AbstractEfficient skeletal muscle regeneration requires the accumulation of Foxp3+CD4+ regulatory T (Treg) cells. Muscle Tregs have a transcriptome and T cell receptor repertoire distinct from Tregs found in other tissues. The gene, Areg, was enriched in muscle Tregs and this molecule enhanced regeneration at the level of the satellite cell, a myogenic precursor.
Il1rl1, which encodes for the interleukin(IL)-33 receptor, ST2, was also enriched in muscle Tregs. Our findings showed that muscle Tregs required expression of ST2 to both accumulate in injured muscle and potentiate repair. When we examined the producers of IL-33, we uncovered IL-33 was primarily produced by fibro/adipocyte progenitor cells, often in close association with neural structures, e.g. nerve tracts, bundles and muscle spindles, a muscle structure specialized for proprioception.
Aging severely impairs skeletal muscle regeneration.
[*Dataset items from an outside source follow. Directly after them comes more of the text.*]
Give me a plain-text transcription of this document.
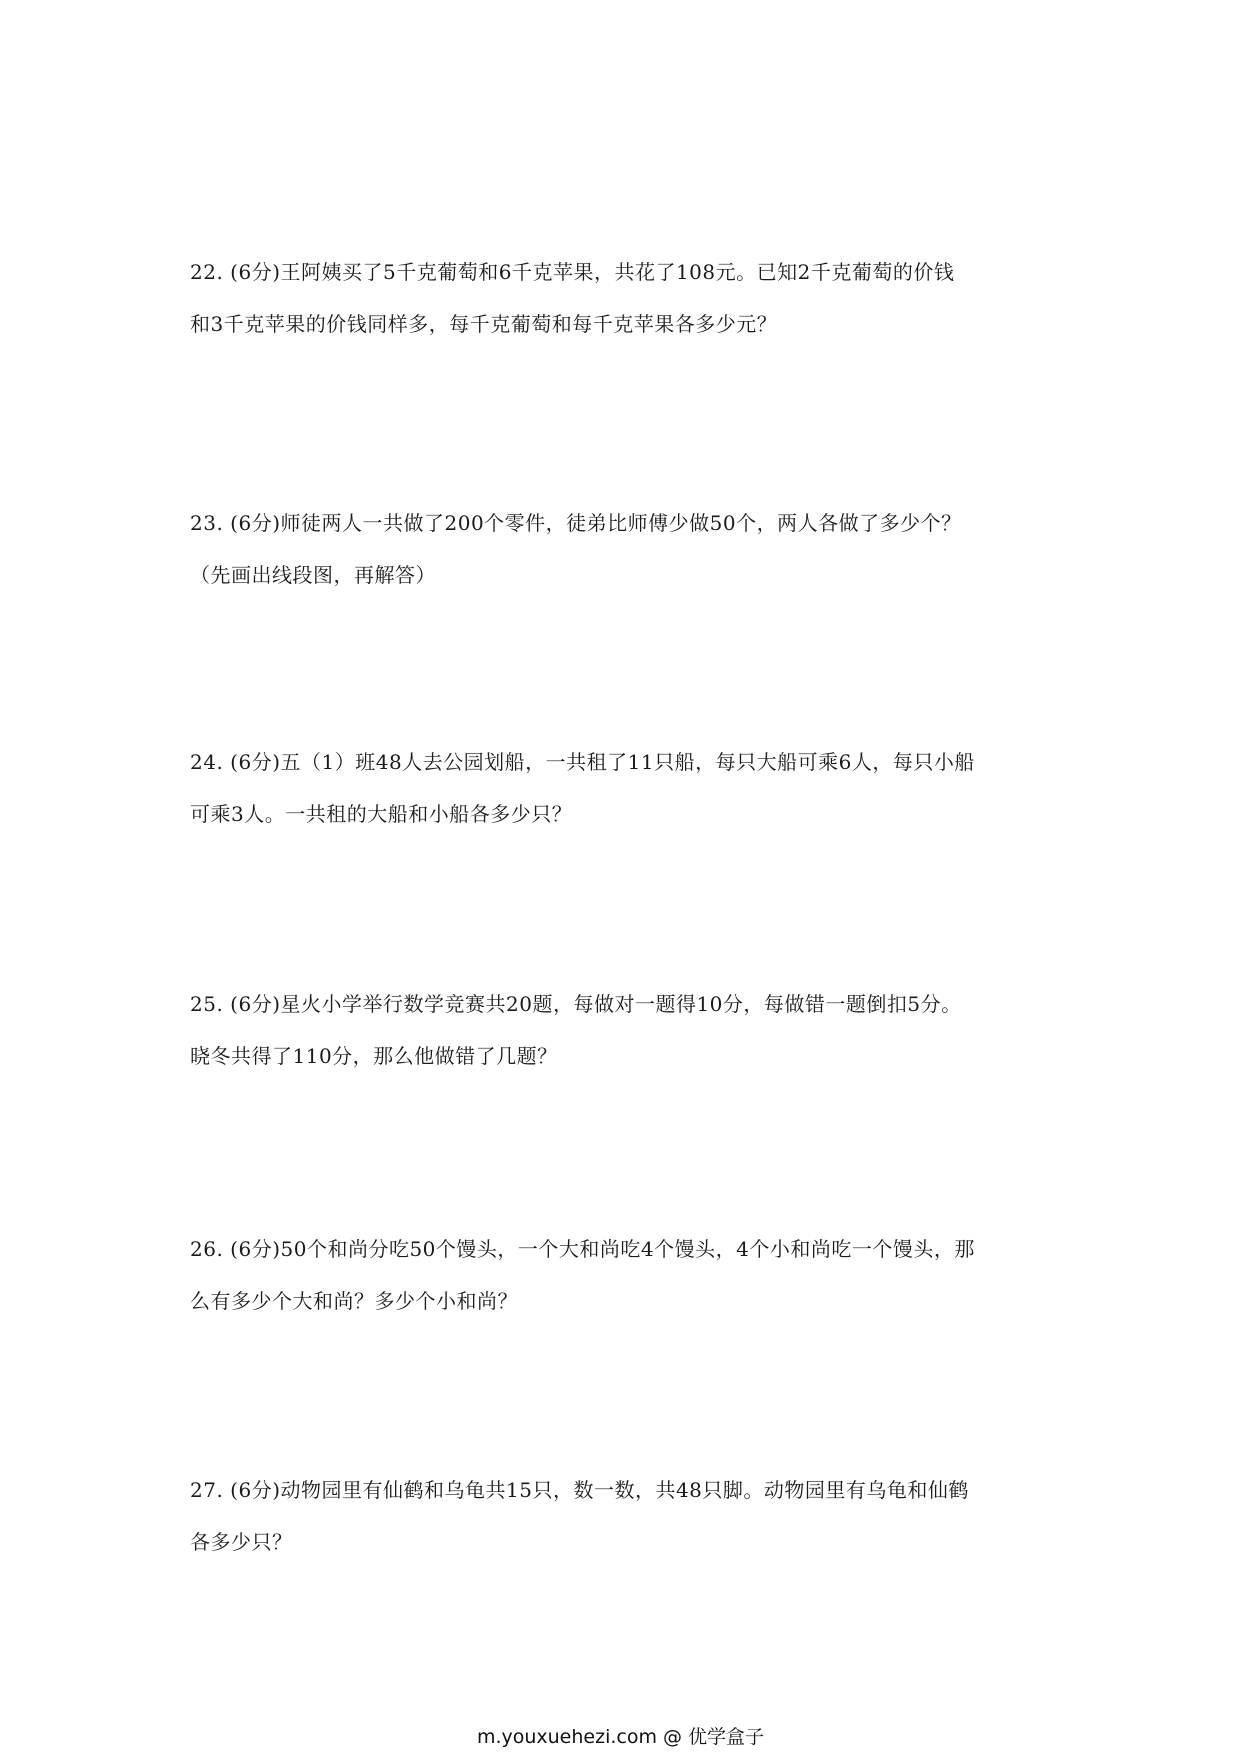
22. (6分)王阿姨买了5千克葡萄和6千克苹果，共花了108元。已知2千克葡萄的价钱
和3千克苹果的价钱同样多，每千克葡萄和每千克苹果各多少元？
23. (6分)师徒两人一共做了200个零件，徒弟比师傅少做50个，两人各做了多少个？
（先画出线段图，再解答）
24. (6分)五（1）班48人去公园划船，一共租了11只船，每只大船可乘6人，每只小船
可乘3人。一共租的大船和小船各多少只？
25. (6分)星火小学举行数学竞赛共20题，每做对一题得10分，每做错一题倒扣5分。
晓冬共得了110分，那么他做错了几题？
26. (6分)50个和尚分吃50个馒头，一个大和尚吃4个馒头，4个小和尚吃一个馒头，那
么有多少个大和尚？多少个小和尚？
27. (6分)动物园里有仙鹤和乌龟共15只，数一数，共48只脚。动物园里有乌龟和仙鹤
各多少只？
m.youxuehezi.com @ 优学盒子
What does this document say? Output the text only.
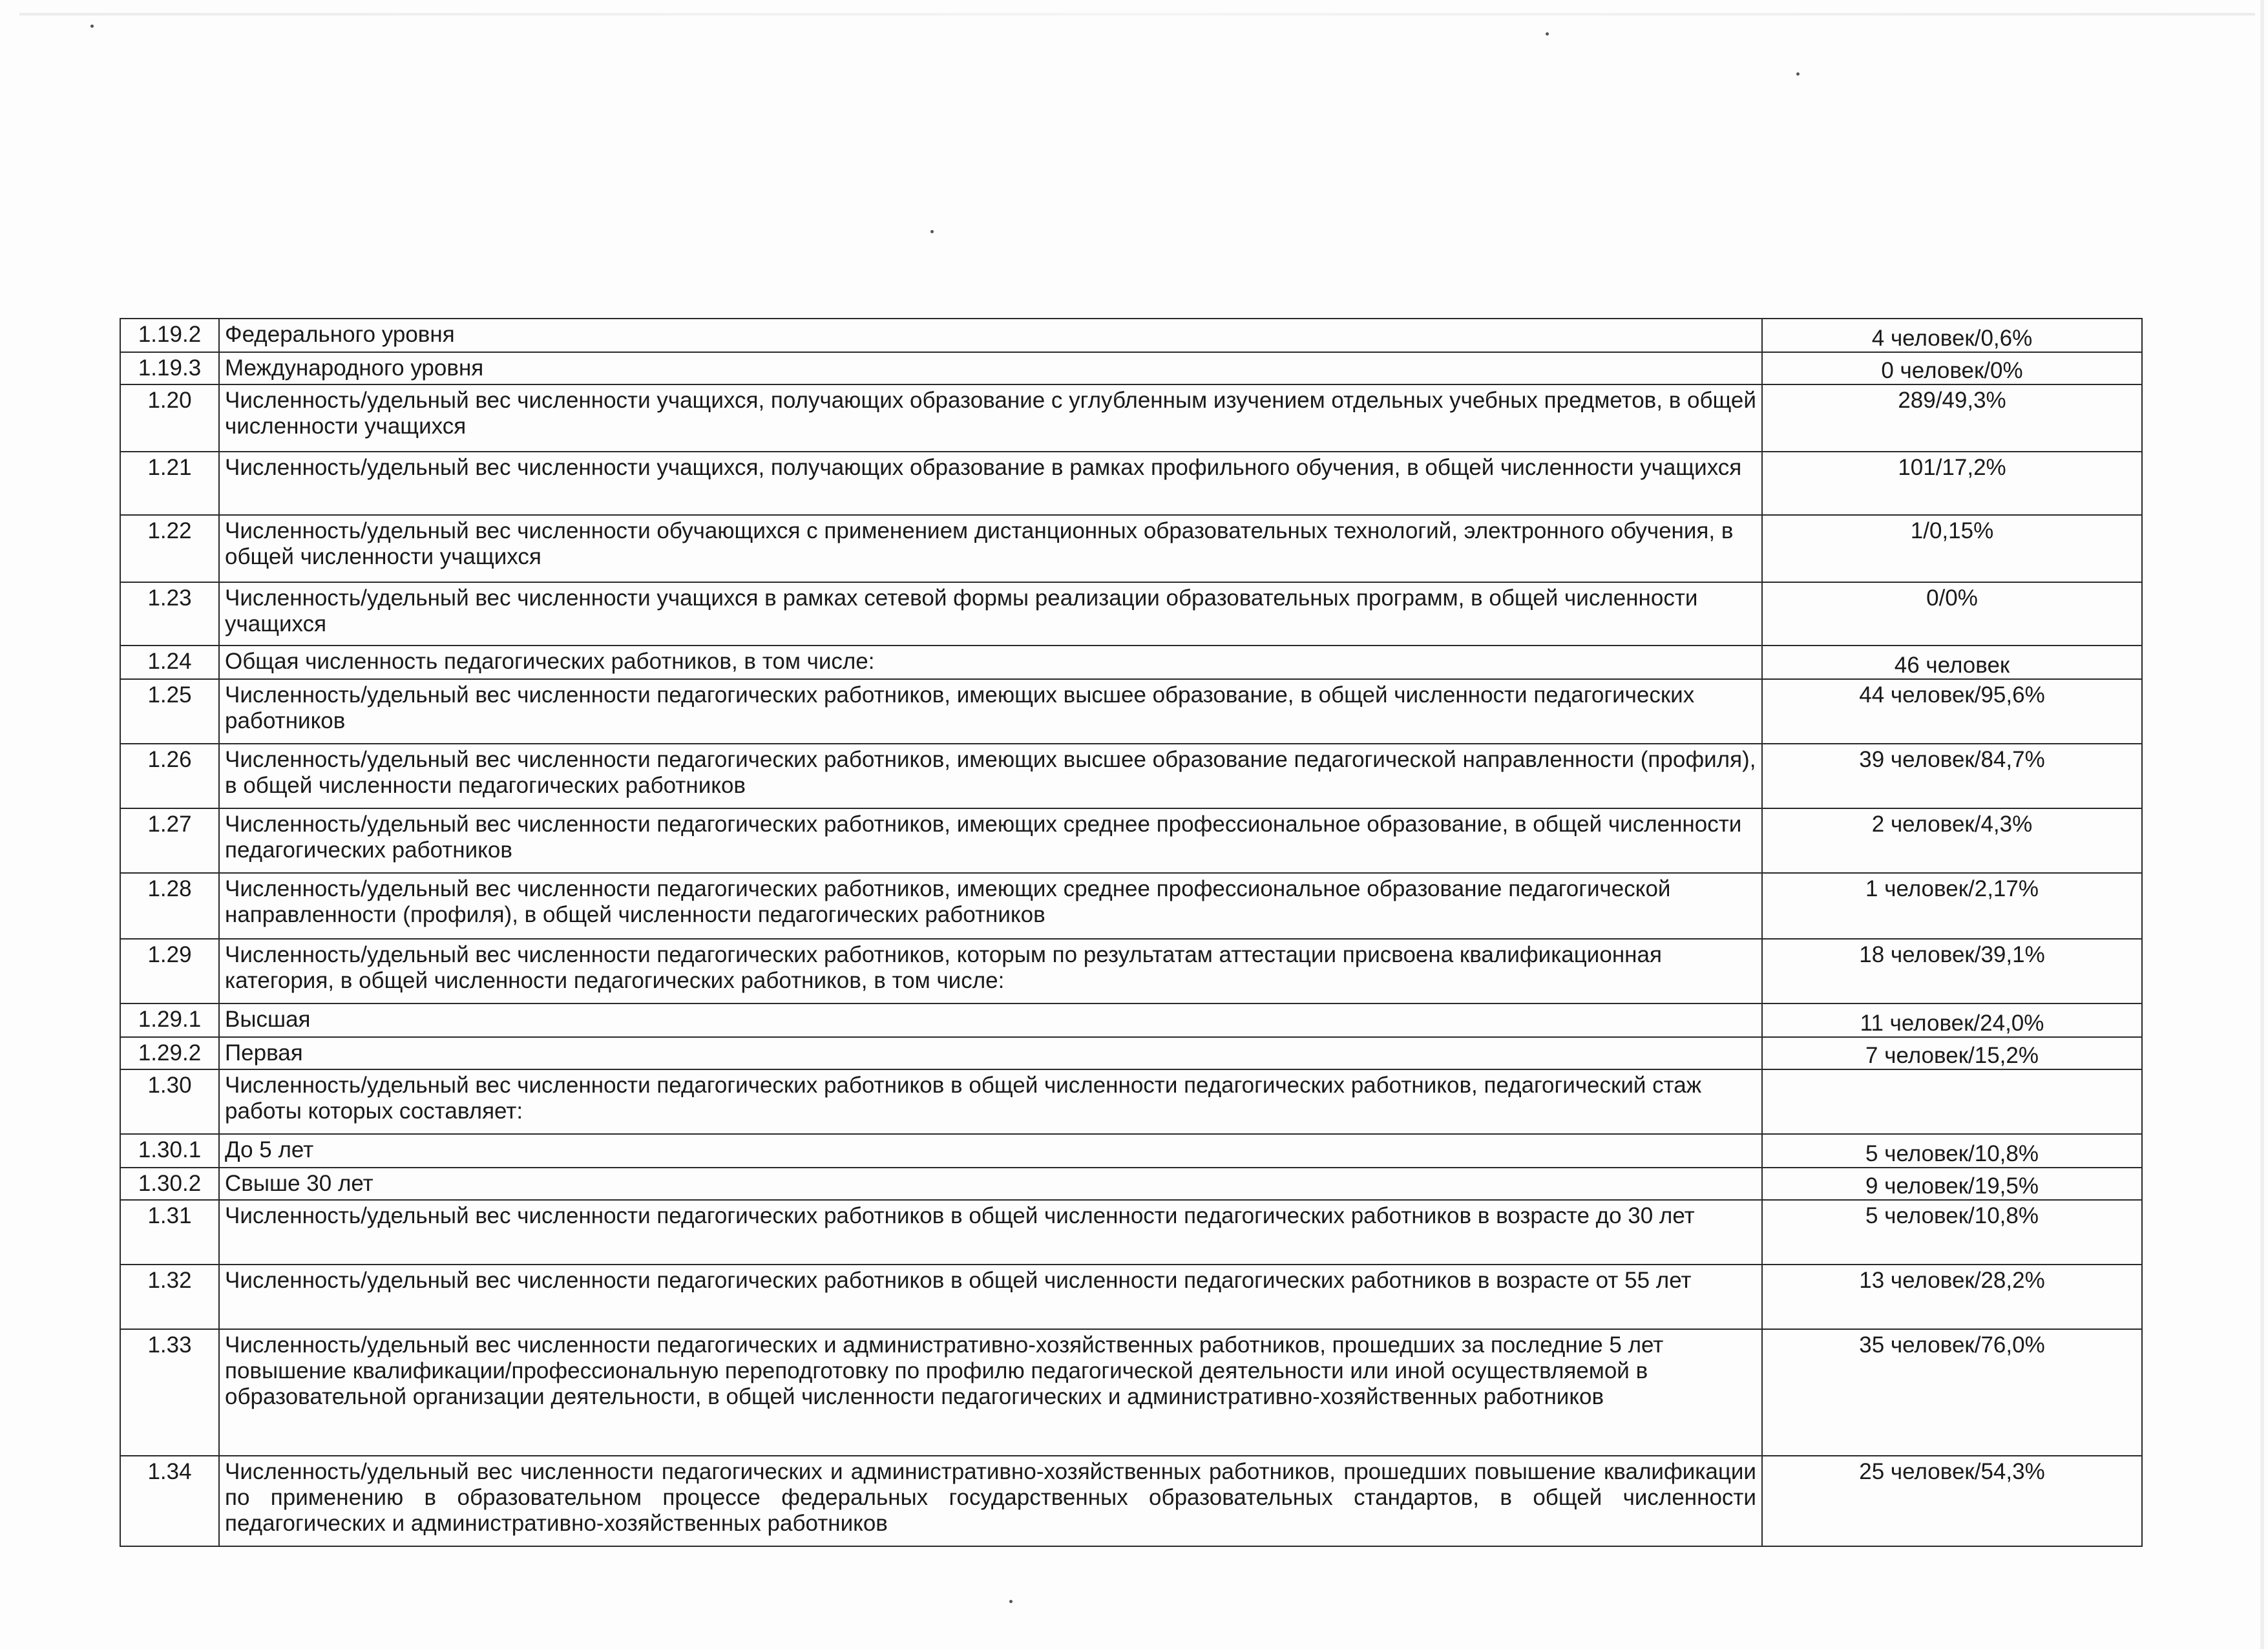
1.19.2	Федерального уровня	4 человек/0,6%
1.19.3	Международного уровня	0 человек/0%
1.20	Численность/удельный вес численности учащихся, получающих образование с углубленным изучением отдельных учебных предметов, в общей численности учащихся	289/49,3%
1.21	Численность/удельный вес численности учащихся, получающих образование в рамках профильного обучения, в общей численности учащихся	101/17,2%
1.22	Численность/удельный вес численности обучающихся с применением дистанционных образовательных технологий, электронного обучения, в общей численности учащихся	1/0,15%
1.23	Численность/удельный вес численности учащихся в рамках сетевой формы реализации образовательных программ, в общей численности учащихся	0/0%
1.24	Общая численность педагогических работников, в том числе:	46 человек
1.25	Численность/удельный вес численности педагогических работников, имеющих высшее образование, в общей численности педагогических работников	44 человек/95,6%
1.26	Численность/удельный вес численности педагогических работников, имеющих высшее образование педагогической направленности (профиля), в общей численности педагогических работников	39 человек/84,7%
1.27	Численность/удельный вес численности педагогических работников, имеющих среднее профессиональное образование, в общей численности педагогических работников	2 человек/4,3%
1.28	Численность/удельный вес численности педагогических работников, имеющих среднее профессиональное образование педагогической направленности (профиля), в общей численности педагогических работников	1 человек/2,17%
1.29	Численность/удельный вес численности педагогических работников, которым по результатам аттестации присвоена квалификационная категория, в общей численности педагогических работников, в том числе:	18 человек/39,1%
1.29.1	Высшая	11 человек/24,0%
1.29.2	Первая	7 человек/15,2%
1.30	Численность/удельный вес численности педагогических работников в общей численности педагогических работников, педагогический стаж работы которых составляет:	
1.30.1	До 5 лет	5 человек/10,8%
1.30.2	Свыше 30 лет	9 человек/19,5%
1.31	Численность/удельный вес численности педагогических работников в общей численности педагогических работников в возрасте до 30 лет	5 человек/10,8%
1.32	Численность/удельный вес численности педагогических работников в общей численности педагогических работников в возрасте от 55 лет	13 человек/28,2%
1.33	Численность/удельный вес численности педагогических и административно-хозяйственных работников, прошедших за последние 5 лет повышение квалификации/профессиональную переподготовку по профилю педагогической деятельности или иной осуществляемой в образовательной организации деятельности, в общей численности педагогических и административно-хозяйственных работников	35 человек/76,0%
1.34	Численность/удельный вес численности педагогических и административно-хозяйственных работников, прошедших повышение квалификации по применению в образовательном процессе федеральных государственных образовательных стандартов, в общей численности педагогических и административно-хозяйственных работников	25 человек/54,3%
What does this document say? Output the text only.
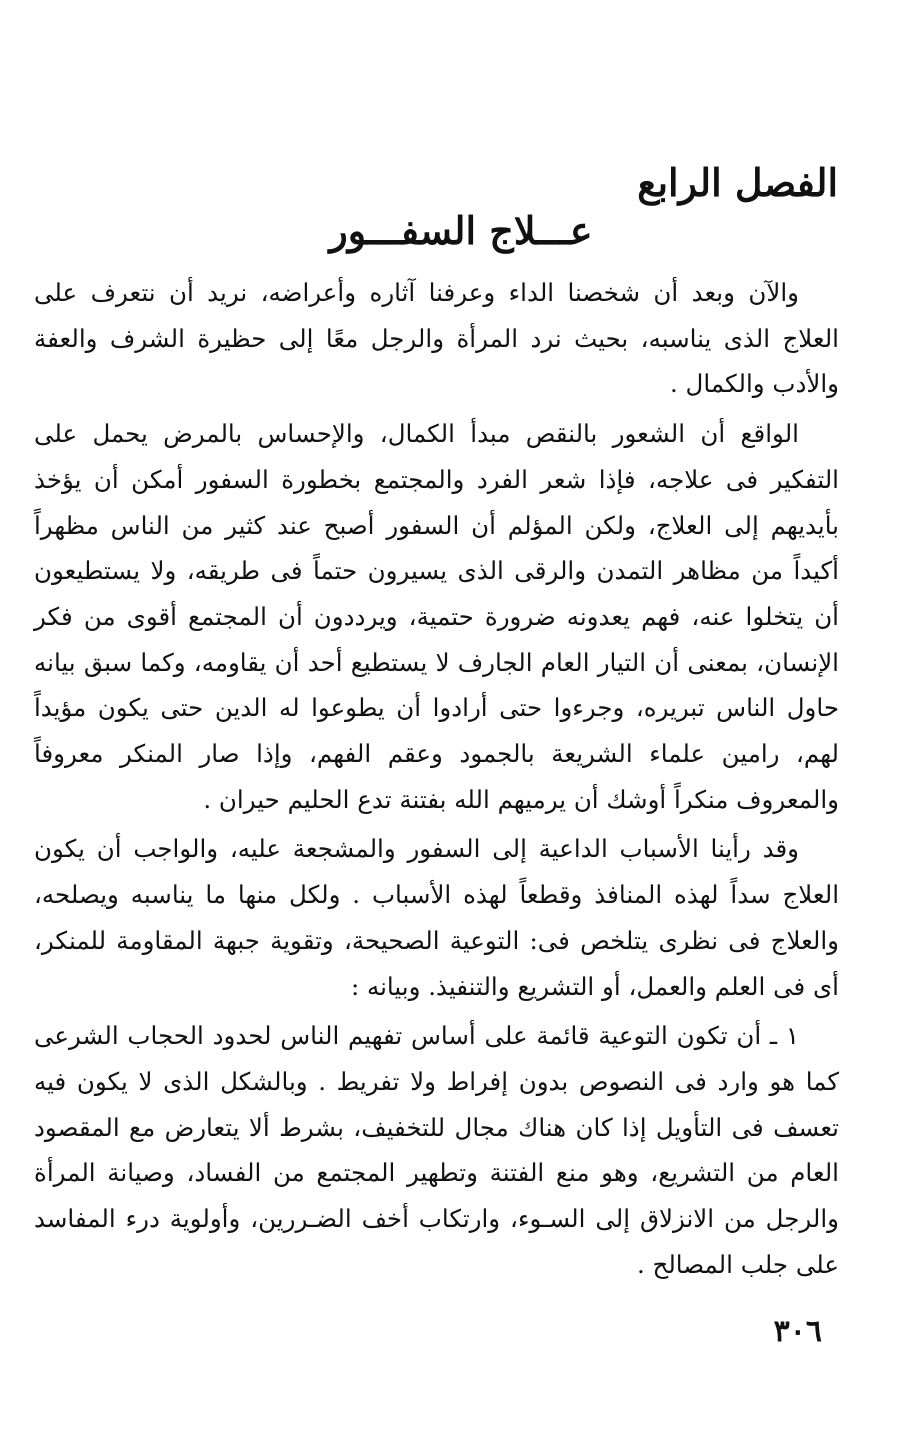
الفصل الرابع
عـــلاج السفـــور

والآن وبعد أن شخصنا الداء وعرفنا آثاره وأعراضه، نريد أن نتعرف على العلاج الذى يناسبه، بحيث نرد المرأة والرجل معًا إلى حظيرة الشرف والعفة والأدب والكمال .

الواقع أن الشعور بالنقص مبدأ الكمال، والإحساس بالمرض يحمل على التفكير فى علاجه، فإذا شعر الفرد والمجتمع بخطورة السفور أمكن أن يؤخذ بأيديهم إلى العلاج، ولكن المؤلم أن السفور أصبح عند كثير من الناس مظهراً أكيداً من مظاهر التمدن والرقى الذى يسيرون حتماً فى طريقه، ولا يستطيعون أن يتخلوا عنه، فهم يعدونه ضرورة حتمية، ويرددون أن المجتمع أقوى من فكر الإنسان، بمعنى أن التيار العام الجارف لا يستطيع أحد أن يقاومه، وكما سبق بيانه حاول الناس تبريره، وجرءوا حتى أرادوا أن يطوعوا له الدين حتى يكون مؤيداً لهم، رامين علماء الشريعة بالجمود وعقم الفهم، وإذا صار المنكر معروفاً والمعروف منكراً أوشك أن يرميهم الله بفتنة تدع الحليم حيران .

وقد رأينا الأسباب الداعية إلى السفور والمشجعة عليه، والواجب أن يكون العلاج سداً لهذه المنافذ وقطعاً لهذه الأسباب . ولكل منها ما يناسبه ويصلحه، والعلاج فى نظرى يتلخص فى: التوعية الصحيحة، وتقوية جبهة المقاومة للمنكر، أى فى العلم والعمل، أو التشريع والتنفيذ. وبيانه :

١ ـ أن تكون التوعية قائمة على أساس تفهيم الناس لحدود الحجاب الشرعى كما هو وارد فى النصوص بدون إفراط ولا تفريط . وبالشكل الذى لا يكون فيه تعسف فى التأويل إذا كان هناك مجال للتخفيف، بشرط ألا يتعارض مع المقصود العام من التشريع، وهو منع الفتنة وتطهير المجتمع من الفساد، وصيانة المرأة والرجل من الانزلاق إلى السـوء، وارتكاب أخف الضـررين، وأولوية درء المفاسد على جلب المصالح .

٣٠٦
Interestingly, although the Treg fraction in lymphoid organs increased with age, we found Treg accumulation in the injured muscle from aged mice was severely limited. Diminished Treg accumulation was due to impaired immigration from circulation, defective proliferation, and less efficient retention within muscle. Additionally, aging was accompanied by a decrease in IL-33-producing cells. When we administered exogenous IL-33, the aged muscle Treg population was restored to levels found in young mice, and regeneration was enhanced.
In summary, these studies expand our understanding of this numerically small, but potent immune cell population. We uncover how aging impairs the Treg regenerative response, and in turn, highlight how IL-33 may potentially address age-related sacropenia and other muscle regeneration defects.